Christian Peugeot, president of the Committee of French Automobile Manufacturers (CCFA), said: “Brexit is not just a British problem. We are all concerned in the European automotive industry, and even further. Be it as exporters to the UK market or producers locally, which we are both, we will inevitably be negatively affected.”
Mike Hawes, chief executive of the SMMT, said: “A no-deal Brexit would have an immediate and devastating impact on the industry, undermining competitiveness and causing irreversible and severe damage. UK and EU negotiators have a responsibility to work together to agree a deal or risk destroying this vital pillar of our economies.”

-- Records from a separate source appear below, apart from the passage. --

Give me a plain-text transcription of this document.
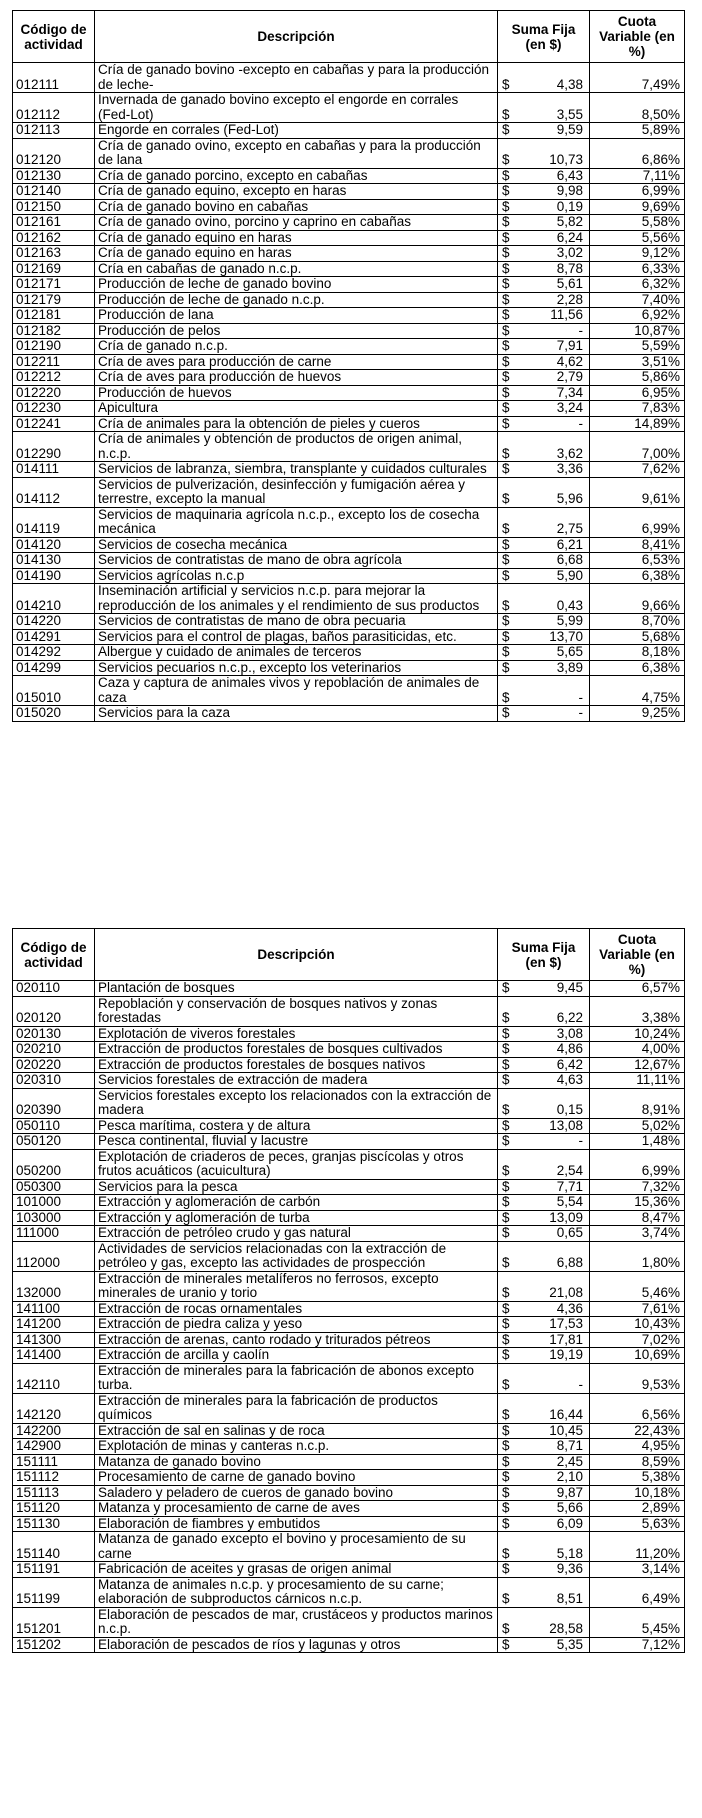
Código de actividad	Descripción	Suma Fija (en $)	Cuota Variable (en %)
012111	Cría de ganado bovino -excepto en cabañas y para la producción de leche-	$ 4,38	7,49%
012112	Invernada de ganado bovino excepto el engorde en corrales (Fed-Lot)	$ 3,55	8,50%
012113	Engorde en corrales (Fed-Lot)	$ 9,59	5,89%
012120	Cría de ganado ovino, excepto en cabañas y para la producción de lana	$ 10,73	6,86%
012130	Cría de ganado porcino, excepto en cabañas	$ 6,43	7,11%
012140	Cría de ganado equino, excepto en haras	$ 9,98	6,99%
012150	Cría de ganado bovino en cabañas	$ 0,19	9,69%
012161	Cría de ganado ovino, porcino y caprino en cabañas	$ 5,82	5,58%
012162	Cría de ganado equino en haras	$ 6,24	5,56%
012163	Cría de ganado equino en haras	$ 3,02	9,12%
012169	Cría en cabañas de ganado n.c.p.	$ 8,78	6,33%
012171	Producción de leche de ganado bovino	$ 5,61	6,32%
012179	Producción de leche de ganado n.c.p.	$ 2,28	7,40%
012181	Producción de lana	$ 11,56	6,92%
012182	Producción de pelos	$ -	10,87%
012190	Cría de ganado n.c.p.	$ 7,91	5,59%
012211	Cría de aves para producción de carne	$ 4,62	3,51%
012212	Cría de aves para producción de huevos	$ 2,79	5,86%
012220	Producción de huevos	$ 7,34	6,95%
012230	Apicultura	$ 3,24	7,83%
012241	Cría de animales para la obtención de pieles y cueros	$ -	14,89%
012290	Cría de animales y obtención de productos de origen animal, n.c.p.	$ 3,62	7,00%
014111	Servicios de labranza, siembra, transplante y cuidados culturales	$ 3,36	7,62%
014112	Servicios de pulverización, desinfección y fumigación aérea y terrestre, excepto la manual	$ 5,96	9,61%
014119	Servicios de maquinaria agrícola n.c.p., excepto los de cosecha mecánica	$ 2,75	6,99%
014120	Servicios de cosecha mecánica	$ 6,21	8,41%
014130	Servicios de contratistas de mano de obra agrícola	$ 6,68	6,53%
014190	Servicios agrícolas n.c.p	$ 5,90	6,38%
014210	Inseminación artificial y servicios n.c.p. para mejorar la reproducción de los animales y el rendimiento de sus productos	$ 0,43	9,66%
014220	Servicios de contratistas de mano de obra pecuaria	$ 5,99	8,70%
014291	Servicios para el control de plagas, baños parasiticidas, etc.	$ 13,70	5,68%
014292	Albergue y cuidado de animales de terceros	$ 5,65	8,18%
014299	Servicios pecuarios n.c.p., excepto los veterinarios	$ 3,89	6,38%
015010	Caza y captura de animales vivos y repoblación de animales de caza	$ -	4,75%
015020	Servicios para la caza	$ -	9,25%
Código de actividad	Descripción	Suma Fija (en $)	Cuota Variable (en %)
020110	Plantación de bosques	$ 9,45	6,57%
020120	Repoblación y conservación de bosques nativos y zonas forestadas	$ 6,22	3,38%
020130	Explotación de viveros forestales	$ 3,08	10,24%
020210	Extracción de productos forestales de bosques cultivados	$ 4,86	4,00%
020220	Extracción de productos forestales de bosques nativos	$ 6,42	12,67%
020310	Servicios forestales de extracción de madera	$ 4,63	11,11%
020390	Servicios forestales excepto los relacionados con la extracción de madera	$ 0,15	8,91%
050110	Pesca marítima, costera y de altura	$ 13,08	5,02%
050120	Pesca continental, fluvial y lacustre	$ -	1,48%
050200	Explotación de criaderos de peces, granjas piscícolas y otros frutos acuáticos (acuicultura)	$ 2,54	6,99%
050300	Servicios para la pesca	$ 7,71	7,32%
101000	Extracción y aglomeración de carbón	$ 5,54	15,36%
103000	Extracción y aglomeración de turba	$ 13,09	8,47%
111000	Extracción de petróleo crudo y gas natural	$ 0,65	3,74%
112000	Actividades de servicios relacionadas con la extracción de petróleo y gas, excepto las actividades de prospección	$ 6,88	1,80%
132000	Extracción de minerales metalíferos no ferrosos, excepto minerales de uranio y torio	$ 21,08	5,46%
141100	Extracción de rocas ornamentales	$ 4,36	7,61%
141200	Extracción de piedra caliza y yeso	$ 17,53	10,43%
141300	Extracción de arenas, canto rodado y triturados pétreos	$ 17,81	7,02%
141400	Extracción de arcilla y caolín	$ 19,19	10,69%
142110	Extracción de minerales para la fabricación de abonos excepto turba.	$ -	9,53%
142120	Extracción de minerales para la fabricación de productos químicos	$ 16,44	6,56%
142200	Extracción de sal en salinas y de roca	$ 10,45	22,43%
142900	Explotación de minas y canteras n.c.p.	$ 8,71	4,95%
151111	Matanza de ganado bovino	$ 2,45	8,59%
151112	Procesamiento de carne de ganado bovino	$ 2,10	5,38%
151113	Saladero y peladero de cueros de ganado bovino	$ 9,87	10,18%
151120	Matanza y procesamiento de carne de aves	$ 5,66	2,89%
151130	Elaboración de fiambres y embutidos	$ 6,09	5,63%
151140	Matanza de ganado excepto el bovino y procesamiento de su carne	$ 5,18	11,20%
151191	Fabricación de aceites y grasas de origen animal	$ 9,36	3,14%
151199	Matanza de animales n.c.p. y procesamiento de su carne; elaboración de subproductos cárnicos n.c.p.	$ 8,51	6,49%
151201	Elaboración de pescados de mar, crustáceos y productos marinos n.c.p.	$ 28,58	5,45%
151202	Elaboración de pescados de ríos y lagunas y otros	$ 5,35	7,12%
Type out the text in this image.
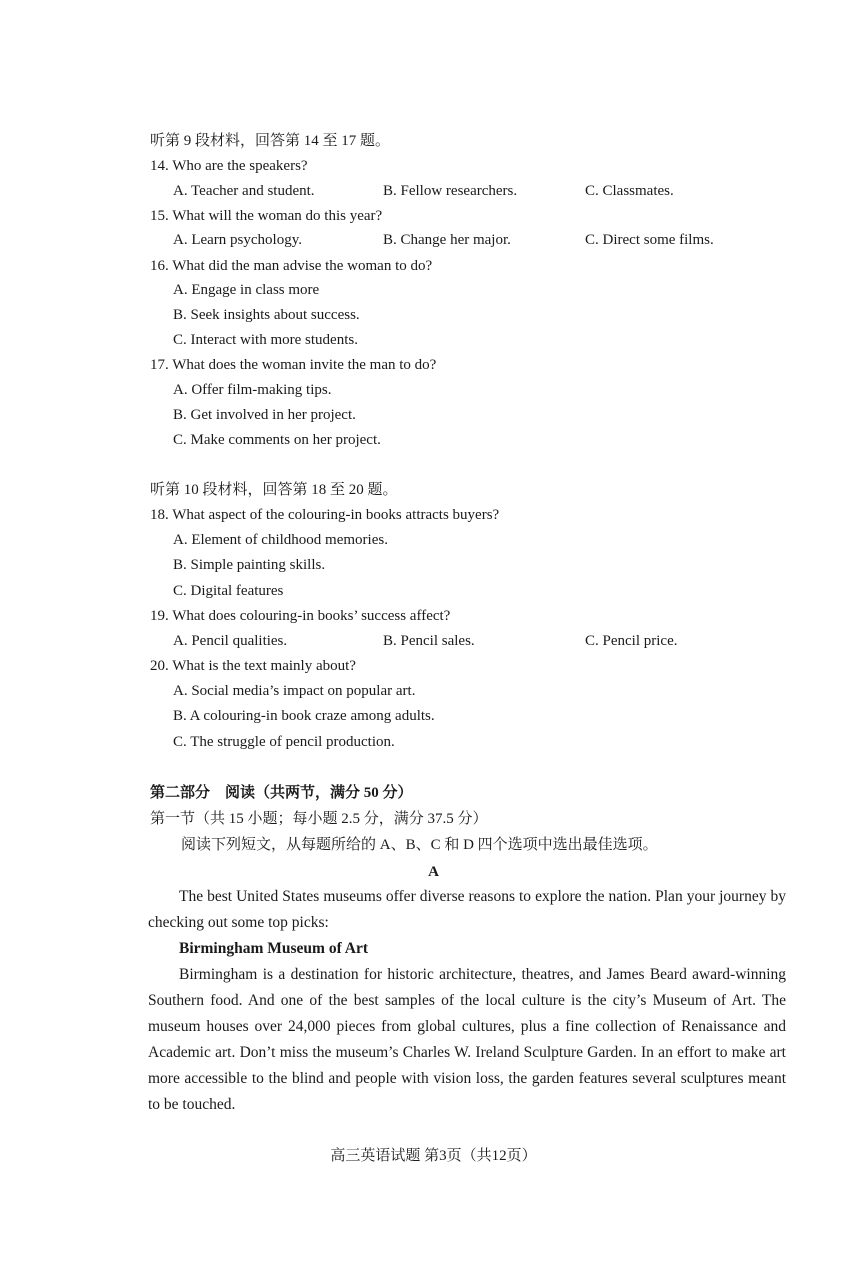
听第 9 段材料，回答第 14 至 17 题。
14. Who are the speakers?
A. Teacher and student.	B. Fellow researchers.	C. Classmates.
15. What will the woman do this year?
A. Learn psychology.	B. Change her major.	C. Direct some films.
16. What did the man advise the woman to do?
A. Engage in class more
B. Seek insights about success.
C. Interact with more students.
17. What does the woman invite the man to do?
A. Offer film-making tips.
B. Get involved in her project.
C. Make comments on her project.
听第 10 段材料，回答第 18 至 20 题。
18. What aspect of the colouring-in books attracts buyers?
A. Element of childhood memories.
B. Simple painting skills.
C. Digital features
19. What does colouring-in books’ success affect?
A. Pencil qualities.	B. Pencil sales.	C. Pencil price.
20. What is the text mainly about?
A. Social media’s impact on popular art.
B. A colouring-in book craze among adults.
C. The struggle of pencil production.
第二部分　阅读（共两节，满分 50 分）
第一节（共 15 小题；每小题 2.5 分，满分 37.5 分）
阅读下列短文，从每题所给的 A、B、C 和 D 四个选项中选出最佳选项。
A
The best United States museums offer diverse reasons to explore the nation. Plan your journey by checking out some top picks:
Birmingham Museum of Art
Birmingham is a destination for historic architecture, theatres, and James Beard award-winning Southern food. And one of the best samples of the local culture is the city’s Museum of Art. The museum houses over 24,000 pieces from global cultures, plus a fine collection of Renaissance and Academic art. Don’t miss the museum’s Charles W. Ireland Sculpture Garden. In an effort to make art more accessible to the blind and people with vision loss, the garden features several sculptures meant to be touched.
高三英语试题 第3页（共12页）
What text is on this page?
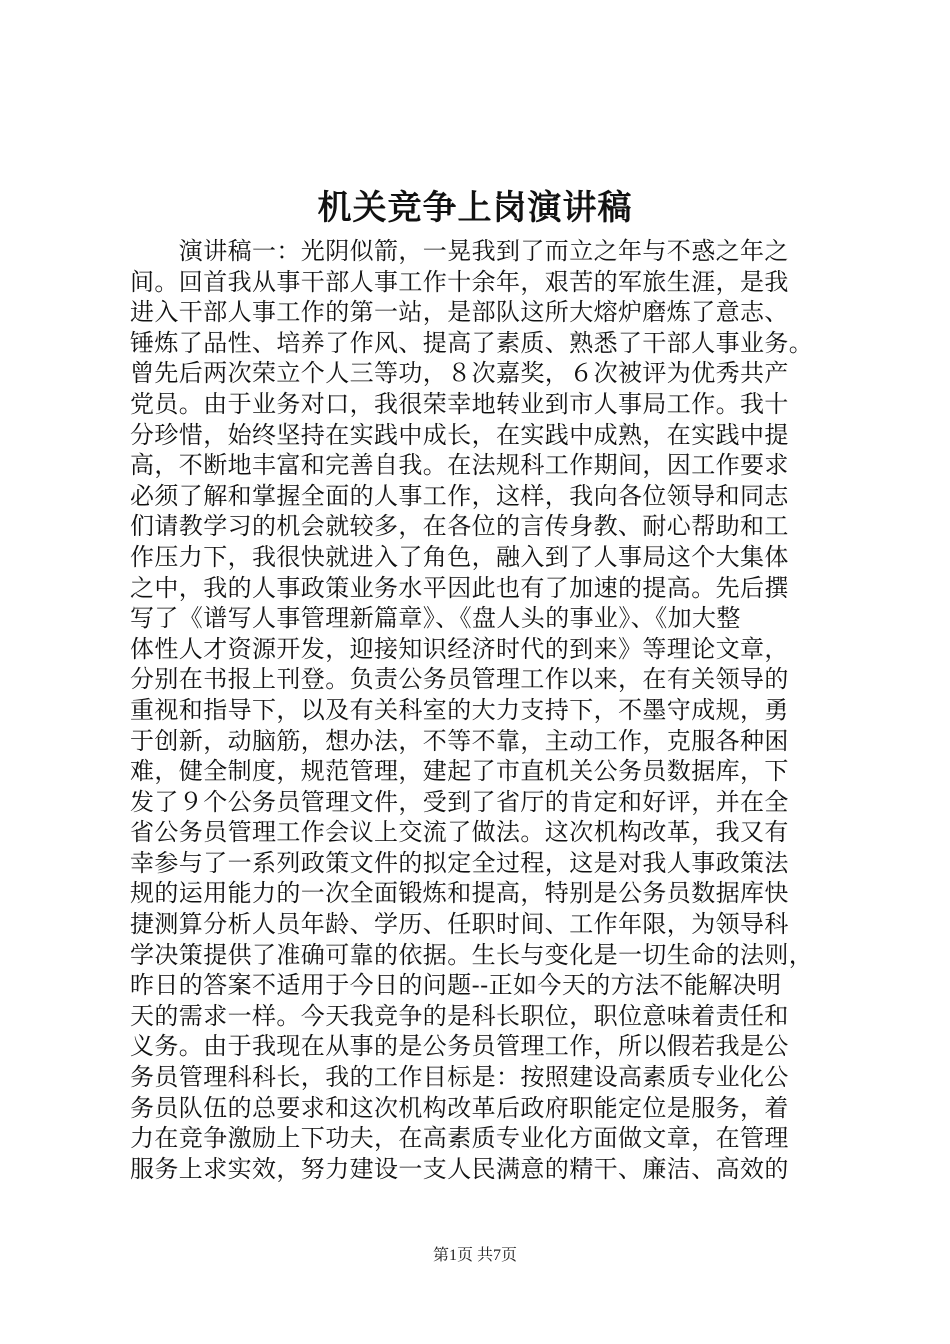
机关竞争上岗演讲稿
　　演讲稿一：光阴似箭，一晃我到了而立之年与不惑之年之
间。回首我从事干部人事工作十余年，艰苦的军旅生涯，是我
进入干部人事工作的第一站，是部队这所大熔炉磨炼了意志、
锤炼了品性、培养了作风、提高了素质、熟悉了干部人事业务。
曾先后两次荣立个人三等功，８次嘉奖，６次被评为优秀共产
党员。由于业务对口，我很荣幸地转业到市人事局工作。我十
分珍惜，始终坚持在实践中成长，在实践中成熟，在实践中提
高，不断地丰富和完善自我。在法规科工作期间，因工作要求
必须了解和掌握全面的人事工作，这样，我向各位领导和同志
们请教学习的机会就较多，在各位的言传身教、耐心帮助和工
作压力下，我很快就进入了角色，融入到了人事局这个大集体
之中，我的人事政策业务水平因此也有了加速的提高。先后撰
写了《谱写人事管理新篇章》、《盘人头的事业》、《加大整
体性人才资源开发，迎接知识经济时代的到来》等理论文章，
分别在书报上刊登。负责公务员管理工作以来，在有关领导的
重视和指导下，以及有关科室的大力支持下，不墨守成规，勇
于创新，动脑筋，想办法，不等不靠，主动工作，克服各种困
难，健全制度，规范管理，建起了市直机关公务员数据库，下
发了９个公务员管理文件，受到了省厅的肯定和好评，并在全
省公务员管理工作会议上交流了做法。这次机构改革，我又有
幸参与了一系列政策文件的拟定全过程，这是对我人事政策法
规的运用能力的一次全面锻炼和提高，特别是公务员数据库快
捷测算分析人员年龄、学历、任职时间、工作年限，为领导科
学决策提供了准确可靠的依据。生长与变化是一切生命的法则，
昨日的答案不适用于今日的问题--正如今天的方法不能解决明
天的需求一样。今天我竞争的是科长职位，职位意味着责任和
义务。由于我现在从事的是公务员管理工作，所以假若我是公
务员管理科科长，我的工作目标是：按照建设高素质专业化公
务员队伍的总要求和这次机构改革后政府职能定位是服务，着
力在竞争激励上下功夫，在高素质专业化方面做文章，在管理
服务上求实效，努力建设一支人民满意的精干、廉洁、高效的
第1页 共7页
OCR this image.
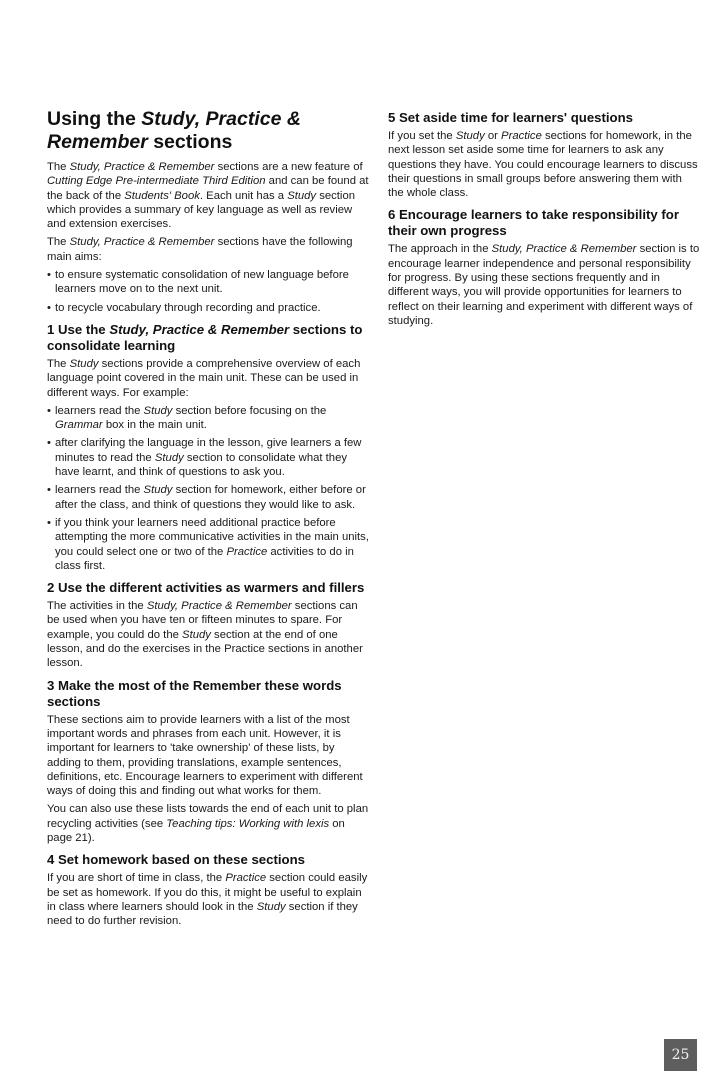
Using the Study, Practice & Remember sections

The Study, Practice & Remember sections are a new feature of Cutting Edge Pre-intermediate Third Edition and can be found at the back of the Students' Book. Each unit has a Study section which provides a summary of key language as well as review and extension exercises.

The Study, Practice & Remember sections have the following main aims:

• to ensure systematic consolidation of new language before learners move on to the next unit.
• to recycle vocabulary through recording and practice.
1 Use the Study, Practice & Remember sections to consolidate learning

The Study sections provide a comprehensive overview of each language point covered in the main unit. These can be used in different ways. For example:

• learners read the Study section before focusing on the Grammar box in the main unit.
• after clarifying the language in the lesson, give learners a few minutes to read the Study section to consolidate what they have learnt, and think of questions to ask you.
• learners read the Study section for homework, either before or after the class, and think of questions they would like to ask.
• if you think your learners need additional practice before attempting the more communicative activities in the main units, you could select one or two of the Practice activities to do in class first.
2 Use the different activities as warmers and fillers

The activities in the Study, Practice & Remember sections can be used when you have ten or fifteen minutes to spare. For example, you could do the Study section at the end of one lesson, and do the exercises in the Practice sections in another lesson.

3 Make the most of the Remember these words sections

These sections aim to provide learners with a list of the most important words and phrases from each unit. However, it is important for learners to 'take ownership' of these lists, by adding to them, providing translations, example sentences, definitions, etc. Encourage learners to experiment with different ways of doing this and finding out what works for them.

You can also use these lists towards the end of each unit to plan recycling activities (see Teaching tips: Working with lexis on page 21).

4 Set homework based on these sections

If you are short of time in class, the Practice section could easily be set as homework. If you do this, it might be useful to explain in class where learners should look in the Study section if they need to do further revision.

5 Set aside time for learners' questions

If you set the Study or Practice sections for homework, in the next lesson set aside some time for learners to ask any questions they have. You could encourage learners to discuss their questions in small groups before answering them with the whole class.

6 Encourage learners to take responsibility for their own progress

The approach in the Study, Practice & Remember section is to encourage learner independence and personal responsibility for progress. By using these sections frequently and in different ways, you will provide opportunities for learners to reflect on their learning and experiment with different ways of studying.

25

The EU’s automotive industry produces 19.1m vehicles each year and employs 13.8m people across the wider sector, representing approximately one in 16 of the EU's workforce.
Alongside the CCFA and SMMT, signatories of the statement included The European Automobile Manufacturers Association, European Association of Automotive Suppliers and 19 national associations.
Meanwhile, the manufacturing industry body Make UK warned of the impact of a hard Brexit on economically disadvantaged areas in the UK.
In Wales, the EU is the main export market, making up almost two thirds of exports, while EU exports represent 60% of the total in the North East and Yorkshire and Humber. As areas with a very high exposure to trade with the EU, the risks of no deal are likely to be felt disproportionately by these areas in particular.
Stephen Phipson, CEO of Make UK, said: “Although Brexit stockpiling put manufacturing on steroids for a little while, the industry has since gone almost cold turkey and the overall picture over the last year now shows Brexit, global trade wars and the economic downturn in major markets are menacing UK manufacturers.
“In particular, there are some regions of the UK with a very high exposure to trade with the EU and who are likely to suffer a disproportionate double whammy to their economies and jobs from a damaging no-deal exit.”
A report by the charity Sustain has expressed concern about the impact of no-deal on food aid provided by charities, poverty and health groups and public sector food organisations such as schools and care homes.
Fresh food shortages, delays caused by border checks and freight traffic congestion, unpredictable availability of ingredients in manufactured foods, and increased costs for food could greatly increase food insecurity for millions of vulnerable people in the UK, it said.
Sustain urged the government to provide extra funding to charities, food banks and schools to ensure food availability.